Wondering what the punch line is going to be? Yea me too. I always encourage people to drink what they like. But seafood and Cabernet Sauvignon is not a pairing I am likely to suggest. Yet, these are three very different wines of Cabernet, a California, a French and an Italian. How did they enhance a fabulous dinner?
The Wine: Three made with Cabernet Sauvignon $$-$$$
The Food: Seafood, Raw, Sauteed and Woodgrilled
The Place: Fin Rawbar Kitchen Montclair NJ
The Château Garraud, a Bourdeaux of the Pomerol region is actually mostly Merlot, with Cabernet Franc and Cabernet Sauvignon.

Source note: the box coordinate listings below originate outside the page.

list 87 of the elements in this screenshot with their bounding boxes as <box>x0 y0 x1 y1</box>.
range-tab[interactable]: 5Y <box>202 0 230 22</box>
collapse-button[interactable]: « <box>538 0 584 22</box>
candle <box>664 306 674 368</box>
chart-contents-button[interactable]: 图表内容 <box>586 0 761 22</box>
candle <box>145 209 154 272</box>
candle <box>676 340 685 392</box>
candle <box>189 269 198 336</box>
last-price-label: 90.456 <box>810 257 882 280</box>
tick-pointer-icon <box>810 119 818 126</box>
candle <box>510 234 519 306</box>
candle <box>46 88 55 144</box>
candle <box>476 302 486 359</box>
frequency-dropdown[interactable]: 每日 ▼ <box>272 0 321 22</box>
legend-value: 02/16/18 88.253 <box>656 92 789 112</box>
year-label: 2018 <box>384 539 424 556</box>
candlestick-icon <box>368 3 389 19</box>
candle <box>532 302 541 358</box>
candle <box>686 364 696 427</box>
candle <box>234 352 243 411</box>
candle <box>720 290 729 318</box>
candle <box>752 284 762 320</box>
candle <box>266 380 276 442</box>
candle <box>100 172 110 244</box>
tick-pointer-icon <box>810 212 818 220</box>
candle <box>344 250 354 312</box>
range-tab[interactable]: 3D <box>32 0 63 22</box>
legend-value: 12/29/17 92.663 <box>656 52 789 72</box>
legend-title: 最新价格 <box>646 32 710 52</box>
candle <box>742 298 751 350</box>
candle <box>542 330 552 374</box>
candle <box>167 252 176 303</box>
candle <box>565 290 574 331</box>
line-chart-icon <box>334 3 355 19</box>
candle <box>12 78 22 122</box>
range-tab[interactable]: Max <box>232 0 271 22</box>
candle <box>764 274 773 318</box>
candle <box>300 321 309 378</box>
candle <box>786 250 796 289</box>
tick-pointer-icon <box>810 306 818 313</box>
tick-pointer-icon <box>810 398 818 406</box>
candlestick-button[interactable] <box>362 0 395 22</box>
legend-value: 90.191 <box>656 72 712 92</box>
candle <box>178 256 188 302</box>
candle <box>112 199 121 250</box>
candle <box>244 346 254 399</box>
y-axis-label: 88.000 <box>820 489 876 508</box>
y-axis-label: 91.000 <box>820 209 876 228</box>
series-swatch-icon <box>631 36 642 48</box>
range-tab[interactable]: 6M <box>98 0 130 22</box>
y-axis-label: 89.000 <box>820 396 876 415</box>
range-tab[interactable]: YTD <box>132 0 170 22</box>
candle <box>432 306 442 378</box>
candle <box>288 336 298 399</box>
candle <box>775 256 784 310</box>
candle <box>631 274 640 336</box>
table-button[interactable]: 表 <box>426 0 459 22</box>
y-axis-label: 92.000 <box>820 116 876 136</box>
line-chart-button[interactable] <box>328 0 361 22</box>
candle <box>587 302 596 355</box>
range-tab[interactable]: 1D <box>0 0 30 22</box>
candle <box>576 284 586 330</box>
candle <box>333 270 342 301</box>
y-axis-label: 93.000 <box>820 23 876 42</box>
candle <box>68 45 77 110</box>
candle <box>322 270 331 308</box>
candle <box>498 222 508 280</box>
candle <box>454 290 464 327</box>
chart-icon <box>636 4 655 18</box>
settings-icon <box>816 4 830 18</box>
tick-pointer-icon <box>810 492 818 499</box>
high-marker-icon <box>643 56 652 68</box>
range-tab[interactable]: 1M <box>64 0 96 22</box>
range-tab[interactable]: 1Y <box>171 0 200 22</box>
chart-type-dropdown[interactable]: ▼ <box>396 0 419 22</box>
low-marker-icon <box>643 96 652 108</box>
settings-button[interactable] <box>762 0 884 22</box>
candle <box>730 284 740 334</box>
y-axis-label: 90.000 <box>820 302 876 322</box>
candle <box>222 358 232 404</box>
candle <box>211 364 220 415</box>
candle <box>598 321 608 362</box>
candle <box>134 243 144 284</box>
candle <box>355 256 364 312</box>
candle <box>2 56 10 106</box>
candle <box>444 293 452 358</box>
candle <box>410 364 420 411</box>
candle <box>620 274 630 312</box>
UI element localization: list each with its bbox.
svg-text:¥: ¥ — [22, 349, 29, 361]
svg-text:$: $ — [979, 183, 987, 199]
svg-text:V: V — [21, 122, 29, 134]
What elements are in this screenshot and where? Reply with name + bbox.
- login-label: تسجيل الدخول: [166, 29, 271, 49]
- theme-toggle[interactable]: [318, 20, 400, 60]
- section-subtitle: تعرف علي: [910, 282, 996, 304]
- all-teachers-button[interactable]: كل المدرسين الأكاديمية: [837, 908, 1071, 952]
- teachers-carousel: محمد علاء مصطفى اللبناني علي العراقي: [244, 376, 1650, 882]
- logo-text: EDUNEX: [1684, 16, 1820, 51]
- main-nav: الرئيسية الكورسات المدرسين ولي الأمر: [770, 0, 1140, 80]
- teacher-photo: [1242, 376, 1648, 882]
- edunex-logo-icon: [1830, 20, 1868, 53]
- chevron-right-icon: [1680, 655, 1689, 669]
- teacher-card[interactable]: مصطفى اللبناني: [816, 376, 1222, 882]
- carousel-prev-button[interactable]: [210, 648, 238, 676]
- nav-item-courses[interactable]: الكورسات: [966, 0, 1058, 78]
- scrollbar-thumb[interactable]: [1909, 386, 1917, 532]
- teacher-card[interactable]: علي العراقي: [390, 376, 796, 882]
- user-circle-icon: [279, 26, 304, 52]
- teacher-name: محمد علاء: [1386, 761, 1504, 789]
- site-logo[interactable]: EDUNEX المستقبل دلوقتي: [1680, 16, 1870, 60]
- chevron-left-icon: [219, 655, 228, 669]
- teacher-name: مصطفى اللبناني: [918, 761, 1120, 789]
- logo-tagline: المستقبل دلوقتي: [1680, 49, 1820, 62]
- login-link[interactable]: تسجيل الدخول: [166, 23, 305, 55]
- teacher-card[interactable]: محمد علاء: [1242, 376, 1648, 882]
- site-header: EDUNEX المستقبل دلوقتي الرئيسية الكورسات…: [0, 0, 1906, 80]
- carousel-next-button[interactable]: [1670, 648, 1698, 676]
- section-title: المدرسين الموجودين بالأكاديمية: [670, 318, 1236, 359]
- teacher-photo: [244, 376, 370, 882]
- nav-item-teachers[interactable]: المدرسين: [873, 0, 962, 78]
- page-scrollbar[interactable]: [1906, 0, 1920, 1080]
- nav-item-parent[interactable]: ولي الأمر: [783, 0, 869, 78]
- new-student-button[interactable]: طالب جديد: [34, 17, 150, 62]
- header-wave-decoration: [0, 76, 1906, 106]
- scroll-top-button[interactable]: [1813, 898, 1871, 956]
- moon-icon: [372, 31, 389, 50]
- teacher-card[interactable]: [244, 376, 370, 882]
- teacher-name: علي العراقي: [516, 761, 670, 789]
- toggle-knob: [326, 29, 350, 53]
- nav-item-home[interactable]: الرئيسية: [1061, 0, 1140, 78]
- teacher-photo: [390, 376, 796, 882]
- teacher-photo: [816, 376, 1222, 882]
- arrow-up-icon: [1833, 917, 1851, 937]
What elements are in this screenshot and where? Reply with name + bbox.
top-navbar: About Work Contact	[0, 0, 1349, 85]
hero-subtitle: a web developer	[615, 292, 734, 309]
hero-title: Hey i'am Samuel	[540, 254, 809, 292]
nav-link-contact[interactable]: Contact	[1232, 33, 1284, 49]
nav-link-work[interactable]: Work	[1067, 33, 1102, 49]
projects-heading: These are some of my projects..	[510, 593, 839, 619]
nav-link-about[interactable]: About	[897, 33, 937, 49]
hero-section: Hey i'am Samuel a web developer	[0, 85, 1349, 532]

It has abundant well balanced flavors but to me still too rich for fish. Perhaps a marinated tuna or mako steak would stand up to this wine, but anything else I think will be overwhelmed.
My friends brought those two, I'm glad they drink what they enjoy. My contribution was something different.
The Rocca di Frassinello Le Sughere, a wine from Maremma, Tuscany, by the sea, actually had potential. Made in a Bourdeaux blend style but with Sangiovese, Merlot and Cabernet Sauvignon. Since most of the cuisine there in Maremma comes from the Atlantic the wines in that region are made for fish. It actually worked. Very well.
As did a white, Argiolas S'elegas Nuragus di Cagliari, a Sardinian beauty we adore, that we brought along for the ride. Was actually the best of all for the evening.
The dinner at Fin was exceptional. From a round of beautifully fresh oysters through several fish dishes, everything was perfect. Highly recommend this place.